Hannover represents a major overhaul of the UI [user interface]. There hasnt been a major overhaul of the UI since Version 5, really. … Hannover is very focused on the end-user experience: not just the look and feel but around what [we can do] to make end users more productive. … One of the dangers we all recognize is the e-mail mentality where you live in your in-box. … And what weve been studying for the last couple years in research is focusing in on how people work in organizations—how do they work, what do they work on, how do they organize their work—and we think this activity-centric model really starts to capture how people do work in organizations and starts to introduce new tools and organizing principles in the UI that allow people to work more naturally around what they actually do.
My view is that we need to deliver tools in a more natural way, based on who people are in an organization, the role they play in an organization and the role theyre playing at that particular time.
Will Hannover be a J2EE [Java 2 Platform, Enterprise Edition] framework with components of Notes or vice versa?
It [depends on] which side of the window youre looking at it from. There will be elements of Workplace technologies and Java around the Hannover client, and there will be elements of Notes.
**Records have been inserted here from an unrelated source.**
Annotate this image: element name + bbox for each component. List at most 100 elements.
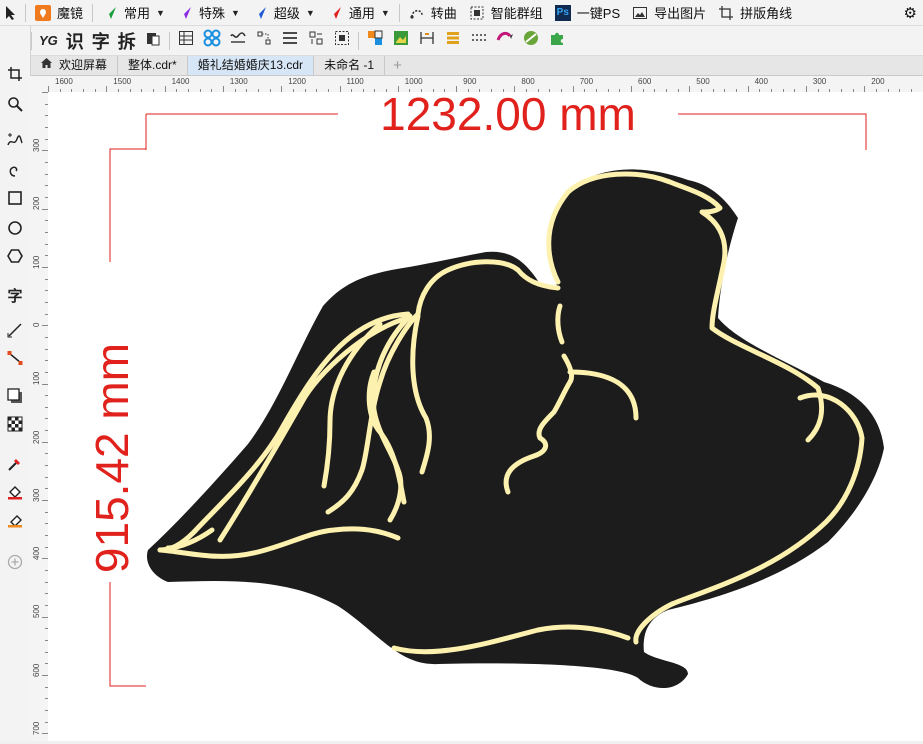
sphere-button[interactable] xyxy=(520,30,542,52)
one-key-ps-label: 一键PS xyxy=(577,3,620,22)
crop-tool[interactable] xyxy=(4,64,26,86)
color-blocks-icon xyxy=(367,30,383,51)
grid-dots-button[interactable] xyxy=(468,30,490,52)
align-icon xyxy=(308,30,324,51)
align-button[interactable] xyxy=(305,30,327,52)
vertical-ruler[interactable]: 3002001000100200300400500600700 xyxy=(30,92,49,741)
one-key-ps-button[interactable]: Ps 一键PS xyxy=(549,0,626,26)
drawing-canvas[interactable]: 1232.00 mm 915.42 mm xyxy=(48,92,923,741)
group-icon xyxy=(469,5,485,21)
menu-super-label: 超级 xyxy=(274,3,300,22)
tab-welcome-label: 欢迎屏幕 xyxy=(59,56,107,75)
pattern-icon xyxy=(203,29,221,52)
clipboard-icon xyxy=(145,30,161,51)
crop-icon xyxy=(7,66,23,85)
char-button[interactable]: 字 xyxy=(92,28,110,54)
width-dimension[interactable]: 1232.00 mm xyxy=(146,92,866,150)
shadow-icon xyxy=(7,388,23,407)
add-tool-button[interactable] xyxy=(4,552,26,574)
silhouette-shape xyxy=(147,169,884,688)
new-tab-button[interactable]: + xyxy=(385,56,410,75)
list-icon xyxy=(445,30,461,51)
ruler-tick-label: 1400 xyxy=(172,77,190,86)
plus-circle-icon xyxy=(7,554,23,573)
brush-button[interactable] xyxy=(494,30,516,52)
ruler-tick-label: 300 xyxy=(813,77,826,86)
polygon-tool[interactable] xyxy=(4,246,26,268)
ellipse-icon xyxy=(7,220,23,239)
layout-corner-button[interactable]: 拼版角线 xyxy=(712,0,798,26)
ruler-tick-label: 500 xyxy=(696,77,709,86)
image-icon xyxy=(632,5,648,21)
secondary-toolbar: ↰ YG 识 字 拆 xyxy=(0,26,923,56)
split-button[interactable]: 拆 xyxy=(118,28,136,54)
recognize-button[interactable]: 识 xyxy=(66,28,84,54)
ruler-tick-label: 0 xyxy=(32,322,41,326)
list-button[interactable] xyxy=(442,30,464,52)
rectangle-tool[interactable] xyxy=(4,188,26,210)
pattern-button[interactable] xyxy=(201,30,223,52)
dimension-tool[interactable] xyxy=(4,320,26,342)
turn-curve-button[interactable]: 转曲 xyxy=(403,0,463,26)
ellipse-tool[interactable] xyxy=(4,218,26,240)
dimension-button[interactable] xyxy=(416,30,438,52)
connector-tool[interactable] xyxy=(4,348,26,370)
separator xyxy=(25,4,26,22)
smart-group-label: 智能群组 xyxy=(491,3,543,22)
eraser-fill-icon xyxy=(7,512,23,531)
export-image-button[interactable]: 导出图片 xyxy=(626,0,712,26)
select-area-button[interactable] xyxy=(331,30,353,52)
main-toolbar: 魔镜 常用 ▼ 特殊 ▼ 超级 ▼ 通用 ▼ 转曲 智能群组 Ps 一键PS 导… xyxy=(0,0,923,26)
node-button[interactable] xyxy=(253,30,275,52)
smart-group-button[interactable]: 智能群组 xyxy=(463,0,549,26)
lines-button[interactable] xyxy=(279,30,301,52)
ruler-tick-label: 200 xyxy=(32,197,41,210)
couple-silhouette[interactable] xyxy=(147,169,884,688)
horizontal-ruler[interactable]: 1600150014001300120011001000900800700600… xyxy=(48,76,923,93)
zoom-tool[interactable] xyxy=(4,94,26,116)
text-tool[interactable]: 字 xyxy=(4,284,26,306)
transparency-tool[interactable] xyxy=(4,414,26,436)
layout-corner-label: 拼版角线 xyxy=(740,3,792,22)
ruler-tick-label: 100 xyxy=(32,255,41,268)
wave-button[interactable] xyxy=(227,30,249,52)
artistic-media-tool[interactable] xyxy=(4,160,26,182)
tab-welcome[interactable]: 欢迎屏幕 xyxy=(30,56,118,75)
tab-label: 未命名 -1 xyxy=(324,58,374,72)
smart-fill-tool[interactable] xyxy=(4,510,26,532)
settings-button[interactable]: ⚙ xyxy=(898,0,923,26)
ruler-tick-label: 1500 xyxy=(113,77,131,86)
brand-label: 魔镜 xyxy=(57,3,83,22)
height-dimension[interactable]: 915.42 mm xyxy=(86,149,146,686)
paste-button[interactable] xyxy=(142,30,164,52)
brand-button[interactable]: 魔镜 xyxy=(29,0,89,26)
separator xyxy=(399,4,400,22)
spiral-icon xyxy=(7,162,23,181)
menu-general[interactable]: 通用 ▼ xyxy=(321,0,396,26)
checkerboard-icon xyxy=(7,416,23,435)
height-dimension-text: 915.42 mm xyxy=(86,343,138,573)
fill-tool[interactable] xyxy=(4,482,26,504)
freehand-draw-tool[interactable] xyxy=(4,130,26,152)
tab-whole-cdr[interactable]: 整体.cdr* xyxy=(118,56,188,75)
ruler-tick-label: 1600 xyxy=(55,77,73,86)
ruler-tick-label: 500 xyxy=(32,605,41,618)
document-tabs: 欢迎屏幕 整体.cdr* 婚礼结婚婚庆13.cdr 未命名 -1 + xyxy=(0,56,923,76)
ruler-corner[interactable] xyxy=(30,76,49,93)
eyedropper-tool[interactable] xyxy=(4,454,26,476)
paint-bucket-icon xyxy=(7,484,23,503)
menu-super[interactable]: 超级 ▼ xyxy=(246,0,321,26)
drop-shadow-tool[interactable] xyxy=(4,386,26,408)
tab-wedding-cdr[interactable]: 婚礼结婚婚庆13.cdr xyxy=(188,56,314,75)
pointer-tool-button[interactable] xyxy=(0,0,22,26)
picture-frame-button[interactable] xyxy=(390,30,412,52)
send-arrow-icon xyxy=(252,5,268,21)
menu-common[interactable]: 常用 ▼ xyxy=(96,0,171,26)
color-blocks-button[interactable] xyxy=(364,30,386,52)
tab-untitled[interactable]: 未命名 -1 xyxy=(314,56,385,75)
menu-special[interactable]: 特殊 ▼ xyxy=(171,0,246,26)
send-arrow-icon xyxy=(177,5,193,21)
yg-logo-button[interactable]: YG xyxy=(39,33,58,48)
plugin-button[interactable] xyxy=(546,30,568,52)
table-button[interactable] xyxy=(175,30,197,52)
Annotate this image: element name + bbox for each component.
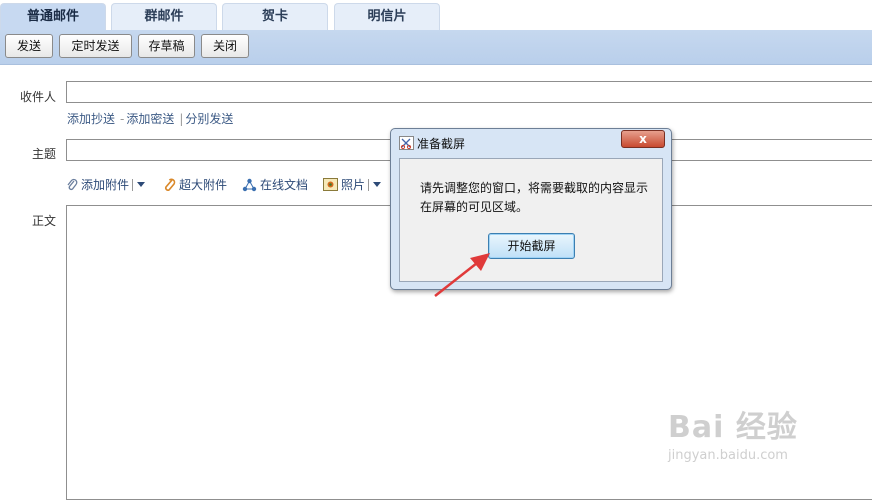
watermark-logo: Bai 经验 xyxy=(668,410,798,445)
baidu-watermark: Bai 经验 jingyan.baidu.com xyxy=(668,402,798,463)
watermark-url: jingyan.baidu.com xyxy=(668,448,788,463)
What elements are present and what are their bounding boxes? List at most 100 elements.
All Notes applications will run in Hannover, but it will be augmented with new services from Workplace as well, especially as we bring forward some of the ideas around composite applications and some of the ideas around activity-centric computing. Those are going to come from the Workplace world and augment the capabilities of Notes.
Will there be a version of Notes without the Workplace add-ins?
Sure. The whole concept of Workplace client technology, which is an underpinning of this whole strategy, is that everything is componentized, so therefore you can use as much or as little of the technology as you want. So for someone who just wants the basic capabilities they have with Notes today—with the applications, mail, calendar, etc.—and they want to take those forward to Hannover, therell be a natural step for them to do that. But from the services on the back end, which are all built around this concept of an SOA, well have a policy control mechanism that will allow you to enable users to get access to more and more services progressively as you want to make them available to end users.
Youre really driving Java; what about PHP or other scripting languages?
Youll see more and more introduction of open technologies into our product line moving forward—things like RSS feeds, blogs, wikis—all of those things are elements of the collaborative platform and are emerging elements in the platform.
PHP is something were looking at, just like weve looked at all of the technologies coming out. Scripting has always been an important element of the collaborative world from an application development environment. The new Workplace Designer tools support JavaScript as an environment, which is still one of the popular scripting environments.